The monolayer–spheroid transition has been put forward as an in vitro model for tumor formation and spreading (48). In this context, our predictions may contribute to appreciating the role of CIL in cancer progression (52) (Fig. 6). Indeed, down-regulation of cell–cell adhesion and enhanced traction forces promote metastasis, which may proceed through many steps involving collective cell migration, dissemination of cell clusters, and a final EMT (1–4, 53).

Conclusions

In summary, we studied the organization of cell colonies by means of SPP simulations. The interactions capture specific cellular behaviors such as CIL and give rise to several structures and collective dynamics (Fig. 2). Our results show how CIL leads to regular cell arrangements and hinders the formation of cohesive tissues, as well as their extrusion-mediated collapse into 3D aggregates. Self-organized collective cell motion, with tensile intercellular stresses, also emerges from CIL interactions.

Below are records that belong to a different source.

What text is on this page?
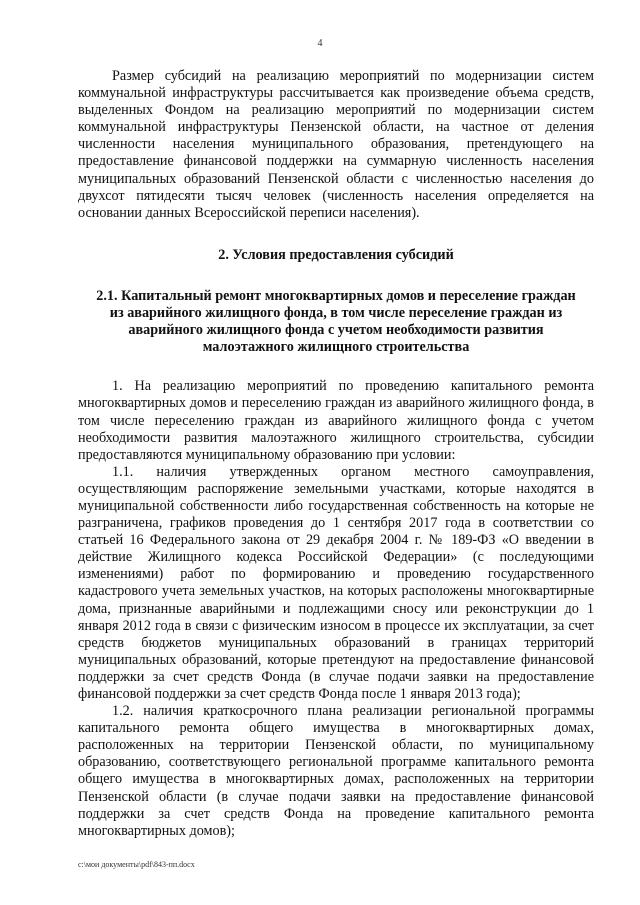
4

Размер субсидий на реализацию мероприятий по модернизации систем коммунальной инфраструктуры рассчитывается как произведение объема средств, выделенных Фондом на реализацию мероприятий по модернизации систем коммунальной инфраструктуры Пензенской области, на частное от деления численности населения муниципального образования, претендующего на предоставление финансовой поддержки на суммарную численность населения муниципальных образований Пензенской области с численностью населения до двухсот пятидесяти тысяч человек (численность населения определяется на основании данных Всероссийской переписи населения).

2. Условия предоставления субсидий
2.1. Капитальный ремонт многоквартирных домов и переселение граждан из аварийного жилищного фонда, в том числе переселение граждан из аварийного жилищного фонда с учетом необходимости развития малоэтажного жилищного строительства

1. На реализацию мероприятий по проведению капитального ремонта многоквартирных домов и переселению граждан из аварийного жилищного фонда, в том числе переселению граждан из аварийного жилищного фонда с учетом необходимости развития малоэтажного жилищного строительства, субсидии предоставляются муниципальному образованию при условии:

1.1. наличия утвержденных органом местного самоуправления, осуществляющим распоряжение земельными участками, которые находятся в муниципальной собственности либо государственная собственность на которые не разграничена, графиков проведения до 1 сентября 2017 года в соответствии со статьей 16 Федерального закона от 29 декабря 2004 г. № 189-ФЗ «О введении в действие Жилищного кодекса Российской Федерации» (с последующими изменениями) работ по формированию и проведению государственного кадастрового учета земельных участков, на которых расположены многоквартирные дома, признанные аварийными и подлежащими сносу или реконструкции до 1 января 2012 года в связи с физическим износом в процессе их эксплуатации, за счет средств бюджетов муниципальных образований в границах территорий муниципальных образований, которые претендуют на предоставление финансовой поддержки за счет средств Фонда (в случае подачи заявки на предоставление финансовой поддержки за счет средств Фонда после 1 января 2013 года);

1.2. наличия краткосрочного плана реализации региональной программы капитального ремонта общего имущества в многоквартирных домах, расположенных на территории Пензенской области, по муниципальному образованию, соответствующего региональной программе капитального ремонта общего имущества в многоквартирных домах, расположенных на территории Пензенской области (в случае подачи заявки на предоставление финансовой поддержки за счет средств Фонда на проведение капитального ремонта многоквартирных домов);

c:\мои документы\pdf\843-пп.docx
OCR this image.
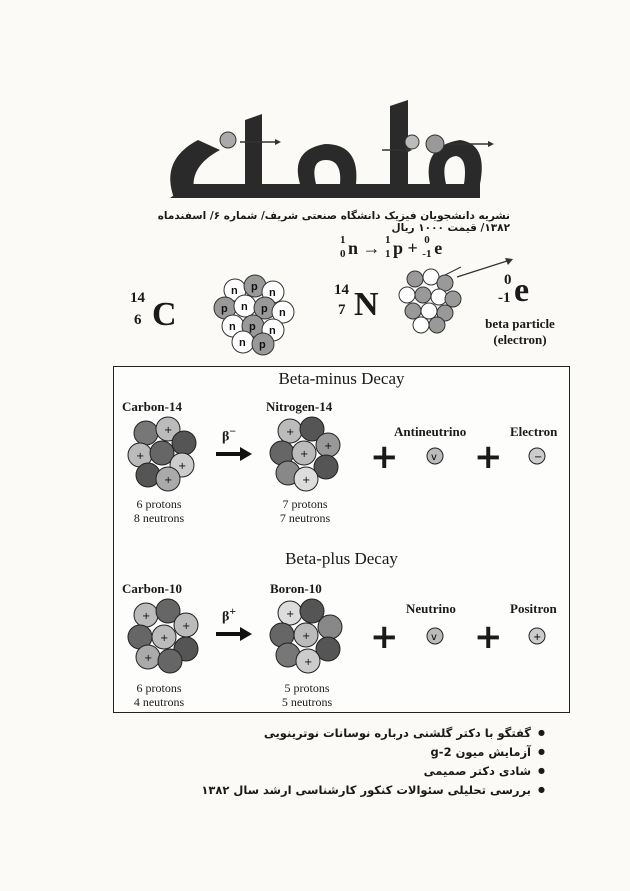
نشریه دانشجویان فیزیک دانشگاه صنعتی شریف/ شماره ۶/ اسفندماه ۱۳۸۲/ قیمت ۱۰۰۰ ریال
14
6 C
n p n
p n p n
n p n
n p
14
7 N
1
0 n → 1
1 p + 0
-1 e
0
-1 e
beta particle
(electron)
Beta-minus Decay
Carbon-14	Nitrogen-14
+
+
+
+
β−	+
+
+
+
6 protons
8 neutrons
7 protons
7 neutrons
+
Antineutrino
v +
Electron
−
Beta-plus Decay
Carbon-10	Boron-10
+
+
+
+
β+	+
+
+
6 protons
4 neutrons
5 protons
5 neutrons
+
Neutrino
v +
Positron
+
● گفتگو با دکتر گلشنی درباره نوسانات نوترینویی
● آزمایش میون 2-g
● شادی دکتر صمیمی
● بررسی تحلیلی سئوالات کنکور کارشناسی ارشد سال ۱۳۸۲
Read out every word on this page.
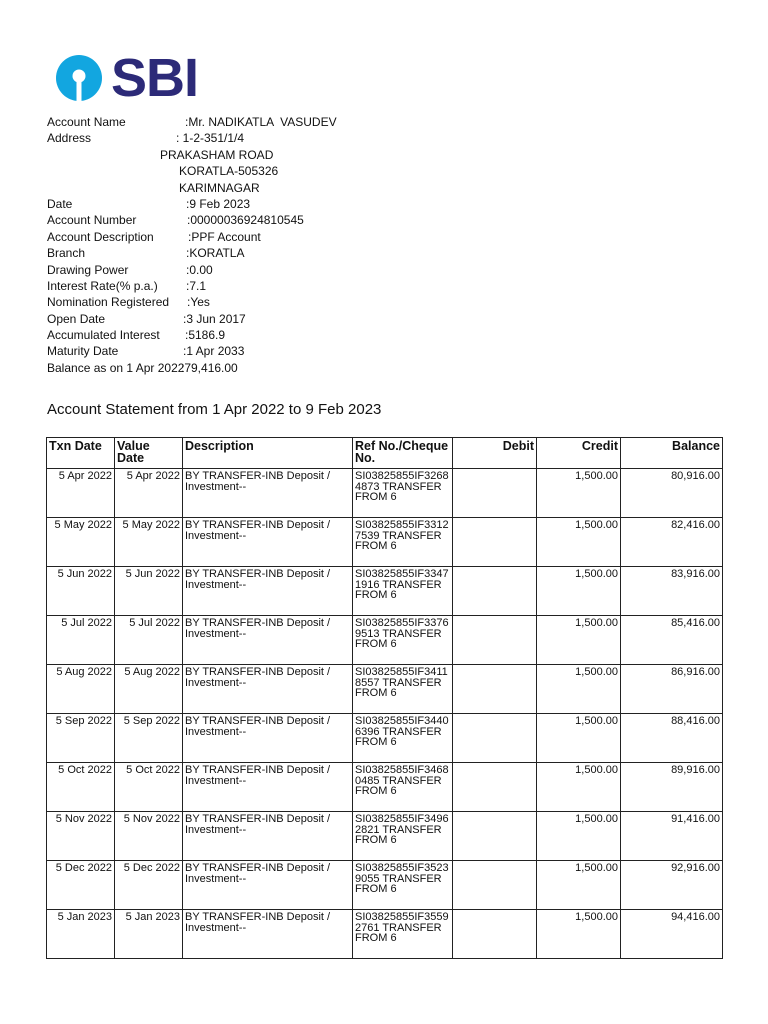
SBI
Account Name	:Mr. NADIKATLA  VASUDEV
Address	: 1-2-351/1/4
PRAKASHAM ROAD
KORATLA-505326
KARIMNAGAR
Date	:9 Feb 2023
Account Number	:00000036924810545
Account Description	:PPF Account
Branch	:KORATLA
Drawing Power	:0.00
Interest Rate(% p.a.) :7.1
Nomination Registered :Yes
Open Date	:3 Jun 2017
Accumulated Interest :5186.9
Maturity Date	:1 Apr 2033
Balance as on 1 Apr 2022
:79,416.00
Account Statement from 1 Apr 2022 to 9 Feb 2023
Txn Date	Value Date	Description	Ref No./Cheque No.	Debit	Credit	Balance
5 Apr 2022	5 Apr 2022	BY TRANSFER-INB Deposit / Investment--	SI03825855IF32684873 TRANSFER FROM 6		1,500.00	80,916.00
5 May 2022	5 May 2022	BY TRANSFER-INB Deposit / Investment--	SI03825855IF33127539 TRANSFER FROM 6		1,500.00	82,416.00
5 Jun 2022	5 Jun 2022	BY TRANSFER-INB Deposit / Investment--	SI03825855IF33471916 TRANSFER FROM 6		1,500.00	83,916.00
5 Jul 2022	5 Jul 2022	BY TRANSFER-INB Deposit / Investment--	SI03825855IF33769513 TRANSFER FROM 6		1,500.00	85,416.00
5 Aug 2022	5 Aug 2022	BY TRANSFER-INB Deposit / Investment--	SI03825855IF34118557 TRANSFER FROM 6		1,500.00	86,916.00
5 Sep 2022	5 Sep 2022	BY TRANSFER-INB Deposit / Investment--	SI03825855IF34406396 TRANSFER FROM 6		1,500.00	88,416.00
5 Oct 2022	5 Oct 2022	BY TRANSFER-INB Deposit / Investment--	SI03825855IF34680485 TRANSFER FROM 6		1,500.00	89,916.00
5 Nov 2022	5 Nov 2022	BY TRANSFER-INB Deposit / Investment--	SI03825855IF34962821 TRANSFER FROM 6		1,500.00	91,416.00
5 Dec 2022	5 Dec 2022	BY TRANSFER-INB Deposit / Investment--	SI03825855IF35239055 TRANSFER FROM 6		1,500.00	92,916.00
5 Jan 2023	5 Jan 2023	BY TRANSFER-INB Deposit / Investment--	SI03825855IF35592761 TRANSFER FROM 6		1,500.00	94,416.00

In addition, we have analytically derived an effective CIL-induced cellular repulsion force, which yields explicit predictions for transitions between noncohesive, cohesive, and 3D colonies. Based on experimental observations and parameter estimates, we associate these phases to mesenchymal, epithelial, and 3D tissue phenotypes, respectively. Thus, our predictions may have implications for processes in development and disease that modify the tissue phenotype. In general, our active soft matter approach paves the way toward a physical understanding of multicellular organization and collective cell behavior.

Methods

We performed simulations of SPP in an overdamped system. Velocities are computed by solving $\underset{¯}{\text{𝑭}}=\underset{¯}{\underset{¯}{\mathrm{\Gamma }}}\cdot \underset{¯}{\overset{\dot{}}{\text{𝒙}}}$. Positions are updated using an explicit Euler scheme and the orientations using the Euler–Maruyama method, with $\mathrm{\Delta }\overline{t}=0.016$. We simulate rectangular domains of $25\times {10}^3$–${10}^5$ cells, enclosed by means of a stiff repulsive potential. To avoid boundary effects, cells close to the border are excluded from the analysis. A full description of the methods is given in SI Appendix.